Le 19 janvier 2019, conformément à ce que nous vous annoncions dans un précédent article, le Parlement a autorisé le Gouvernement à prendre par voie d’ordonnances les mesures de préparation à un retrait sans accord du Royaume-Uni de l’Union européenne (« no deal » Brexit)[1]. Depuis, cinq ordonnances ont effectivement été adoptées, relativement :

  • à la réalisation en urgence des travaux requis par le rétablissement des contrôles à la frontière avec le Royaume-Uni[2];
  • à la poursuite de la fourniture de produits liés à la défense et de matériels spatiaux à destination du Royaume-Uni[3];
  • à l’entrée, au séjour, aux droits sociaux et à l’activité professionnelle des ressortissants britanniques sur le territoire français[4];
  • au transport routier de personnes et de marchandises dans le tunnel sous la Manche[5]; et
  • aux services financiers[6].

L’ordonnance adoptée en matière de services financiers entrera en vigueur à compter de la date du retrait du Royaume-Uni de l’Union européenne, aujourd’hui fixée au 29 mars 2019. Elle emportera diverses modifications et adaptations de la règlementation actuelle, notamment en matière de contrats-cadres financiers. En effet, certains de ces contrats-cadre (tels que les contrats de produits dérivés de type ISDA), utilisés par de nombreux acteurs financiers (en ce compris les entreprises) sont essentiellement régis par le droit anglais.

Sur proposition du Haut Comité Juridique de la Place Financière de Paris, lequel a développé un nouveau contrat-type ISDA de droit français, il a été décidé, notamment, que les parties à ce type de contrat pourront librement déterminer les modalités de capitalisation des intérêts. On rappelle que les dispositions de l’article 1343-2 du Code civil ne permettent la capitalisation des intérêts que pour les seuls intérêts échus dus pour au moins une année entière, à condition que le contrat l’ait prévu ou que le juge ne le décide.

L’article 1er de l’Ordonnance n° 2019-75 du 6 février 2019 relative aux services financiers dispose que l’article L. 211-40 du Code monétaire et financier sera complété par un nouvel alinéa autorisant la capitalisation des intérêts échus dus pour des durées plus courtes, telles que celles-ci seront stipulées dans les conventions du type de celles mentionnées à l’article L. 211-36-1 du même code (conventions relatives aux obligations financières de l’article L. 211-36).

Précisons, au cas où un doute pourrait subsister, que cette dérogation à un principe fondamental du droit financier français ne s’appliquera pas aux contrats courants de nature autre que ceux précisés dans l’ordonnance.

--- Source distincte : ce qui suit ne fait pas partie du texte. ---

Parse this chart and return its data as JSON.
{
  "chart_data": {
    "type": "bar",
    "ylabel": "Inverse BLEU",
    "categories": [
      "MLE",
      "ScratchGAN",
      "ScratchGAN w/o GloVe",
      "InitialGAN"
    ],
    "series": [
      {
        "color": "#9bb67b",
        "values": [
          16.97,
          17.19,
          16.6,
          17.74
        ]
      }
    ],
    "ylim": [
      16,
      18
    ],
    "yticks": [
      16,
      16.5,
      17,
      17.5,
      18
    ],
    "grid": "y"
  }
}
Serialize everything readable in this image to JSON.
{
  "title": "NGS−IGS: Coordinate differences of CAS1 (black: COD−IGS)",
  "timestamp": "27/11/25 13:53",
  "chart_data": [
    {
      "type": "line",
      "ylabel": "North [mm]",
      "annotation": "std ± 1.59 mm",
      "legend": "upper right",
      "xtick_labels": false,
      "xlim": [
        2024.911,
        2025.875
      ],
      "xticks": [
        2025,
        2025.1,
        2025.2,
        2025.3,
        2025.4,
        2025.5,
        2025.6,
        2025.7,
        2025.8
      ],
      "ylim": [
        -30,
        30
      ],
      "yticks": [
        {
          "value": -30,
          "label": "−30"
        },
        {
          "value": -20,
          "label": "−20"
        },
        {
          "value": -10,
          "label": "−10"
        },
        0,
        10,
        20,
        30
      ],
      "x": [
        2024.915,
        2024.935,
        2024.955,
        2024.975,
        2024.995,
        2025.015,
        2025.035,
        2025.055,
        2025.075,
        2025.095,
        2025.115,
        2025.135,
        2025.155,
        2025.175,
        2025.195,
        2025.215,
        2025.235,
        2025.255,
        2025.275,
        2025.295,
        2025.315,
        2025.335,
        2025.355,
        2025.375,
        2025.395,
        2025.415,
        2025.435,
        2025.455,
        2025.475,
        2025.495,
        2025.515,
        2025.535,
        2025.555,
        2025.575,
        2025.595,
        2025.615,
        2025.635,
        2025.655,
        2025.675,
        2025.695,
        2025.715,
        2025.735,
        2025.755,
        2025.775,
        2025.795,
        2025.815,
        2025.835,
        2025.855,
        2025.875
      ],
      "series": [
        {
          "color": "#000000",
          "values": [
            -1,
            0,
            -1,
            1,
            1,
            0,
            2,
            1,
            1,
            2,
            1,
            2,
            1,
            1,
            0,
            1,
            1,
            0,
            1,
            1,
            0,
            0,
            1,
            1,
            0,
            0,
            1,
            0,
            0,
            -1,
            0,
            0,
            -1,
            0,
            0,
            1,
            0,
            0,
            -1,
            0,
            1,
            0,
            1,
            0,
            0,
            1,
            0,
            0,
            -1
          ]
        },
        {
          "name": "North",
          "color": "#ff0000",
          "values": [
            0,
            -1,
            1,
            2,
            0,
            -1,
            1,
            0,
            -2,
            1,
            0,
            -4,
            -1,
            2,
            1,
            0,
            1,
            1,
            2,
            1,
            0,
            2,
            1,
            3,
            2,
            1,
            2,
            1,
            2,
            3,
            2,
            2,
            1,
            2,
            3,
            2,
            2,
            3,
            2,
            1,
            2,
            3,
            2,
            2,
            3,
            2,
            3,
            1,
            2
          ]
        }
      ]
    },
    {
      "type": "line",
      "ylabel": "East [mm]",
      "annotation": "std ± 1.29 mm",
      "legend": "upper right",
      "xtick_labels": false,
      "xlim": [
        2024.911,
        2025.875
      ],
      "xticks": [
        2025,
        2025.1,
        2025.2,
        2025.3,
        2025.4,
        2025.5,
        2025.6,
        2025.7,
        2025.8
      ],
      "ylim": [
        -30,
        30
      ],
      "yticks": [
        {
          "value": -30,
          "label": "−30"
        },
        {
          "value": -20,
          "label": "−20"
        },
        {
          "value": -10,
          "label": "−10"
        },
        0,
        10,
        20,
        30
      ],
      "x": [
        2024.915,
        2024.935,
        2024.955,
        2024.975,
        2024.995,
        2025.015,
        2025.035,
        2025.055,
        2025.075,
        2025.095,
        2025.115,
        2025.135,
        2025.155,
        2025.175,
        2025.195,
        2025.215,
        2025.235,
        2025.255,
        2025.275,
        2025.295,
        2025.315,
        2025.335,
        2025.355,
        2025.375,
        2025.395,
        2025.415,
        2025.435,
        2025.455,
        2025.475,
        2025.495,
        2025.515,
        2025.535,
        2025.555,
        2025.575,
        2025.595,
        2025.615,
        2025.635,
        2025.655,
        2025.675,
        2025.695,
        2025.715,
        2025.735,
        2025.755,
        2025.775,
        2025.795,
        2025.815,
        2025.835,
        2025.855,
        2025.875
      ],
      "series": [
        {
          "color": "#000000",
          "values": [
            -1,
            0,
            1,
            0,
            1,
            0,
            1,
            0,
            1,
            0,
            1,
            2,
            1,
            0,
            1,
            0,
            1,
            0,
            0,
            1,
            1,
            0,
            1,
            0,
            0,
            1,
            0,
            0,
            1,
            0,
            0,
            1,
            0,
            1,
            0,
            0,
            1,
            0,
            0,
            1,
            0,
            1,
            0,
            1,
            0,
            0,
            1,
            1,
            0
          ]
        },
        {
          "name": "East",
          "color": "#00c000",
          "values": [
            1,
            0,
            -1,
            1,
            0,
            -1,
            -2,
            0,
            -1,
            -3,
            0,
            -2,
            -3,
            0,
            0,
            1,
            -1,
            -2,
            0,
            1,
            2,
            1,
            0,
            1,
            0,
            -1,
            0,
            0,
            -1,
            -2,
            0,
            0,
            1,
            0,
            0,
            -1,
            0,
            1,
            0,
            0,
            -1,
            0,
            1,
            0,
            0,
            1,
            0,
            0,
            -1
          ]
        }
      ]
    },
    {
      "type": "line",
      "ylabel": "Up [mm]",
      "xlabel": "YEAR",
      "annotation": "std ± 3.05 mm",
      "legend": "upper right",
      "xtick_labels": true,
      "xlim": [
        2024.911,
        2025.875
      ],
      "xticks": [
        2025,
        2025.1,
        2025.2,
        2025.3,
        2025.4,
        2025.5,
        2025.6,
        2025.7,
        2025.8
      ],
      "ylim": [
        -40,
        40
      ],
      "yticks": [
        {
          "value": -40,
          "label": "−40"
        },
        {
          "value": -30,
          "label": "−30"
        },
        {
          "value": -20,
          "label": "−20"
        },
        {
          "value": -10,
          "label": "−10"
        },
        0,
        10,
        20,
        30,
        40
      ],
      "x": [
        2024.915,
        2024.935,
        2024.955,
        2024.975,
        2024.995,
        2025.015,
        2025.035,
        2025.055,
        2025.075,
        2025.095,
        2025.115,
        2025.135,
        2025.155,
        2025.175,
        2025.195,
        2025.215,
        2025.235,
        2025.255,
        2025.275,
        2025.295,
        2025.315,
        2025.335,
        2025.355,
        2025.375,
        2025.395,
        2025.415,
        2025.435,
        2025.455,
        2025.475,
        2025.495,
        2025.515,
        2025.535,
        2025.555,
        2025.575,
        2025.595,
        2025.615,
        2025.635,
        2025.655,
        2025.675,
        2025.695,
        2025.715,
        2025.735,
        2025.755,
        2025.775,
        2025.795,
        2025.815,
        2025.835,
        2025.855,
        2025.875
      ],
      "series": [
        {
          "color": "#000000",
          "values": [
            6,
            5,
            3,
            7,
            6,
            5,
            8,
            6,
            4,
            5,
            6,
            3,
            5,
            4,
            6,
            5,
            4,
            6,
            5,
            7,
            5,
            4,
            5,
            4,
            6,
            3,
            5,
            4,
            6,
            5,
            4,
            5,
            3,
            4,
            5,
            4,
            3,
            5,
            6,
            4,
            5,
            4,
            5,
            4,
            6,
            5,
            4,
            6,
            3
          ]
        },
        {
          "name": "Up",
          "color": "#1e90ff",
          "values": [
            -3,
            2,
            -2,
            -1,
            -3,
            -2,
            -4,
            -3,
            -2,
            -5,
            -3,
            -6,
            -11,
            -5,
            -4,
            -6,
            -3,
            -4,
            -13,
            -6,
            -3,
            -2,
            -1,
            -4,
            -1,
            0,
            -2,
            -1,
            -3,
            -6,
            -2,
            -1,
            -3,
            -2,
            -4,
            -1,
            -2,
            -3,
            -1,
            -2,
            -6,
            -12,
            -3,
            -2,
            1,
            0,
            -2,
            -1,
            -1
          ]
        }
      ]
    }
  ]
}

Cette mesure, éminemment pragmatique, doit être louée en ce qu’elle contribue à la stabilisation juridique du marché des dérivés, en permettant aux acteurs concernés de poursuivre leurs relations sur des bases très similaires à celles qui sous-tendaient les principes ISDA.

Le champ de l’ordonnance couvre, en outre, la supervision des activités liées à la titrisation, la continuité de certaines opérations de type ISDA sur la base de nouveaux contrats-cadre de droit français, et ce y compris en l’absence d’acceptation formelle du client, ou encore, notamment, les pouvoirs de supervision de l’Autorité de Contrôle Prudentiel et de Résolution (ACPR) sur certains établissements britanniques opérant en France.

Certaines de ces adaptations et modifications, toutes guidées par une volonté de réaction rapide et de maintien de la stabilité des systèmes financiers, ne manqueront pas de générer des questions, peut-être même des controverses relatives à certains principes du droit civil.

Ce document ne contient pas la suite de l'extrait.